Uma Noite de Emoções e Música
Cida Moreira deu início ao show “Me acalmo danando – A música de Angela Ro Ro” com a canção “Demais”, obra de Antonio Carlos Jobim e Aloysio de Oliveira, uma escolha significativa que ressoa com a intensa expressão amorosa da artista, que é um dos símbolos do samba-canção. Este tema já estivera presente nos shows de Ro Ro desde 1982, e trouxe à tona a essência de amores arrebatadores e excessos da vida. Logo em seguida, Cida apresentou “Devoção”, uma pérola do segundo álbum de Ro Ro, “Só nos resta viver” (1980), onde a força poética da letra magnetizou o público presente no clube Manouche, no Rio de Janeiro.
A letra da canção ecoou a busca por liberdade e entrega nas relações, um reflexo da conexão emocional que permeou todo o show. “Sempre é hora de brotar canções / Confessar paixões exiladas / … / Todo dia nova fantasia / O real que cria sonho e ilusão / Devoção de um poeta e louco / Que não abre concessão”, cantou Cida, revelando a profundidade das experiências que permeiam a obra de Angela Ro Ro. O público, encantado, fez com que a casa anunciasse sessões extras para a continuidade da apresentação, que seguiria em fevereiro, além da estreia em São Paulo marcada para o dia 4.
A Amizade e a Música
A relação íntima entre Angela Ro Ro e Cida Moreira remonta a décadas, desde que se tornaram amigas em 1978. As duas artistas, nascidas no Rio de Janeiro e em São Paulo, respectivamente, dividiram palcos e experiências por anos, moldando suas trajetórias musicais. A musicalidade única de Cida, marcada por uma voz operística e pela influência da Vanguarda Paulista, foi aprimorada ao longo dos anos, tornando-se mais visceral e autêntica. Ela trouxe à tona a canção “Gota de sangue” (1979), cujo contraste com a versão inicial evidencia a evolução de sua interpretação ao vivo, que a elevou à notoriedade.
Cida Moreira sempre honrou a obra de Angela Ro Ro, mas neste show, sua interpretação adquiriu uma nova camada de significado, especialmente com a amiga já em outra dimensão. A paixão e o respeito pela obra de Ro Ro foram palpáveis, como se Cida se permitisse imergir mais profundamente nas emoções que a música inspirou.
Desafios e Superação no Palco
A estreia do show foi marcada por um misto de emoções, desde o nervosismo inicial de Cida até um momento tenso com uma espectadora que a artista identificou como uma presença desconfortável. Apesar do clima pesado, Cida soube lidar com a situação, pedindo desculpas ao público e reconhecendo a tensão que isso causou. Este desabafo trouxe uma nova leveza ao espetáculo, permitindo que a artista e o público se reconectassem.
A interpretação de Cida se destacou pela inclusão de canções menos conhecidas, como “Karma secular” (1986), demonstrando sua capacidade de emprestar seu toque pessoal a cada música.
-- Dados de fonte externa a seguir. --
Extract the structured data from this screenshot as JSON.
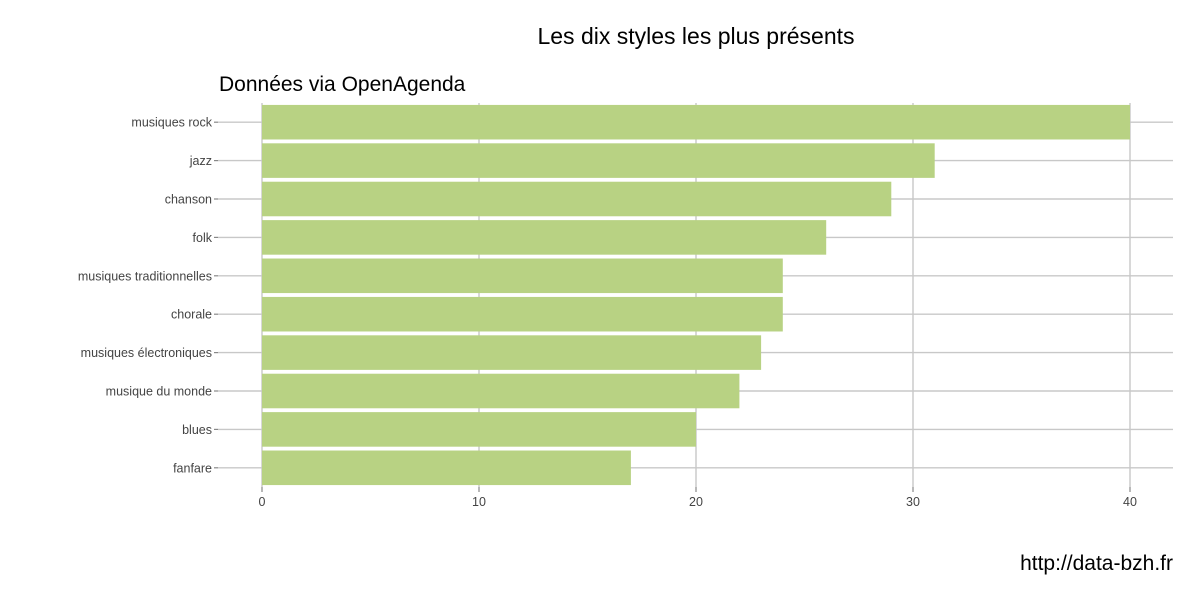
{
  "chart_data": {
    "type": "bar",
    "orientation": "horizontal",
    "title": "Les dix styles les plus présents",
    "subtitle": "Données via OpenAgenda",
    "caption": "http://data-bzh.fr",
    "categories": [
      "musiques rock",
      "jazz",
      "chanson",
      "folk",
      "musiques traditionnelles",
      "chorale",
      "musiques électroniques",
      "musique du monde",
      "blues",
      "fanfare"
    ],
    "values": [
      40,
      31,
      29,
      26,
      24,
      24,
      23,
      22,
      20,
      17
    ],
    "xlabel": "",
    "ylabel": "",
    "xlim": [
      0,
      42
    ],
    "x_ticks": [
      0,
      10,
      20,
      30,
      40
    ],
    "grid": true,
    "legend": "none",
    "bar_color": "#b8d283",
    "grid_color": "#c8c8c8"
  }
}
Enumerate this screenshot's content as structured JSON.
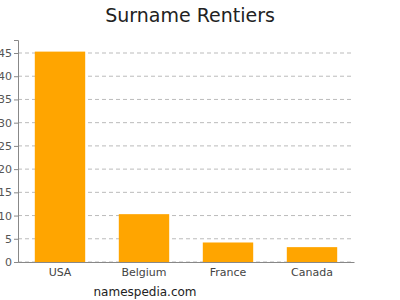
{
  "chart_data": {
    "type": "bar",
    "title": "Surname Rentiers",
    "categories": [
      "USA",
      "Belgium",
      "France",
      "Canada"
    ],
    "values": [
      45.3,
      10.3,
      4.2,
      3.2
    ],
    "color": "#ffa500",
    "ylim": [
      0,
      47.8
    ],
    "yticks": [
      0,
      5,
      10,
      15,
      20,
      25,
      30,
      35,
      40,
      45
    ],
    "grid": true,
    "annotations": [
      "namespedia.com"
    ]
  }
}
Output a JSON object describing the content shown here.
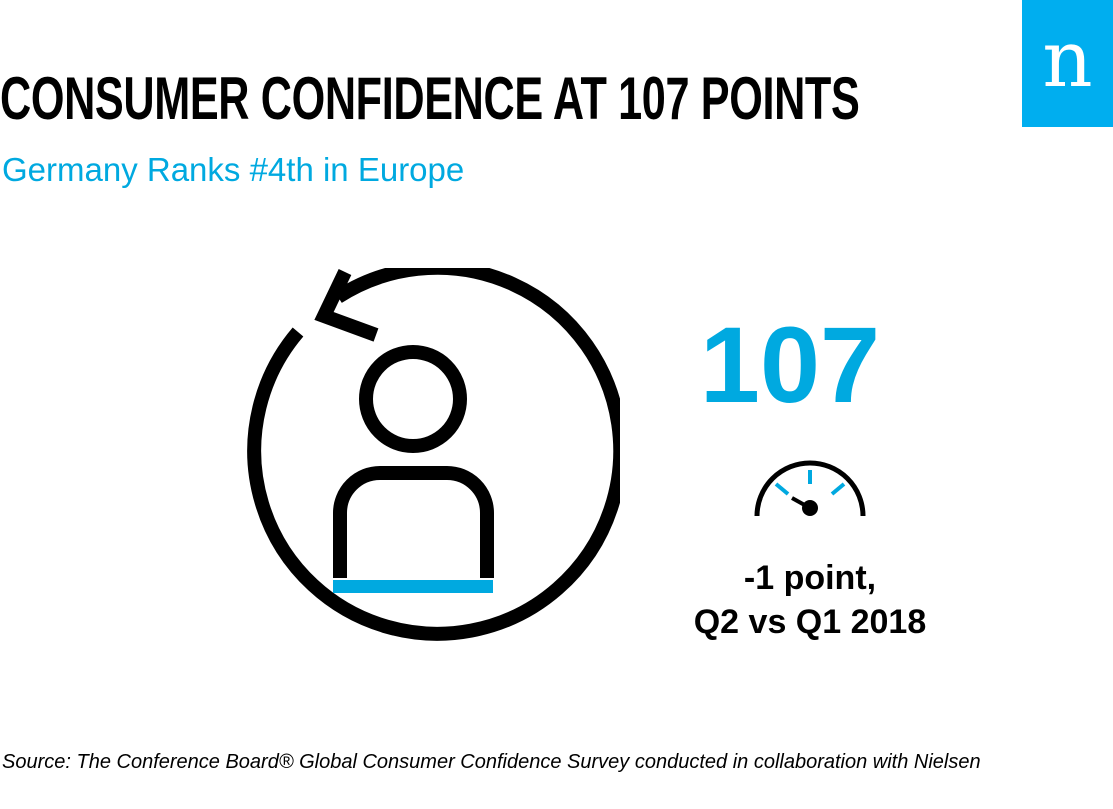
{
  "header": {
    "title": "CONSUMER CONFIDENCE AT 107 POINTS",
    "subtitle": "Germany Ranks #4th in Europe"
  },
  "logo": {
    "letter": "n",
    "brand": "Nielsen",
    "color": "#00aeef"
  },
  "illustration": {
    "icon": "person-refresh-icon",
    "accent_color": "#00a9e0"
  },
  "stat": {
    "value": "107",
    "gauge_icon": "gauge-icon",
    "change_line1": "-1 point,",
    "change_line2": "Q2 vs Q1 2018",
    "color": "#00a9e0"
  },
  "footer": {
    "source": "Source: The Conference Board® Global Consumer Confidence Survey conducted in collaboration with Nielsen"
  }
}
Em “Amor, meu grande amor” (1979), por exemplo, a cadência do piano elevou a intensidade da performance, enquanto “Balada da arrasada” (1979) ganhou uma nova interpretação, quase como um tango.
Cida Moreira: Uma Intérprete Singular
Com cada canção, ficou evidente que Cida Moreira não apenas reinterpreta as músicas de Angela Ro Ro, mas as transforma, trazendo à tona sua própria essência. Ao cantar “A mim e a mais ninguém” (1979), o público pôde sentir a grandeza da conexão entre a intérprete e a poesia de Ro Ro, revelando um talento gigantesco que permeia as canções. Cida também habilmente entrelaçou a récita dos versos de “Solitários interplanetários” (1985) e “Sistema” (1983) no repertório, uma demonstração clara de sua admiração pela artista.
O show ainda apresentou “Escândalo” (1981), uma das composições de Caetano Veloso, em uma performance que encantou a todos. Antes do bis, Cida fechou a apresentação com o refrão de “Perfeição” (1993), de Renato Russo, outro ícone sensível, alinhando-os ao espírito poético de Ro Ro.
Para o bis, Cida Moreira surpreendeu ao interpretar “Summertime” (1935), standard do jazz, que frequentemente uniu as vozes de Ro Ro e Cida. Essa escolha simbolizou a irmandade musical entre as duas, refletindo a devoção à arte e aos sentimentos que não abrem concessão, deixando uma marca indelével no coração da plateia.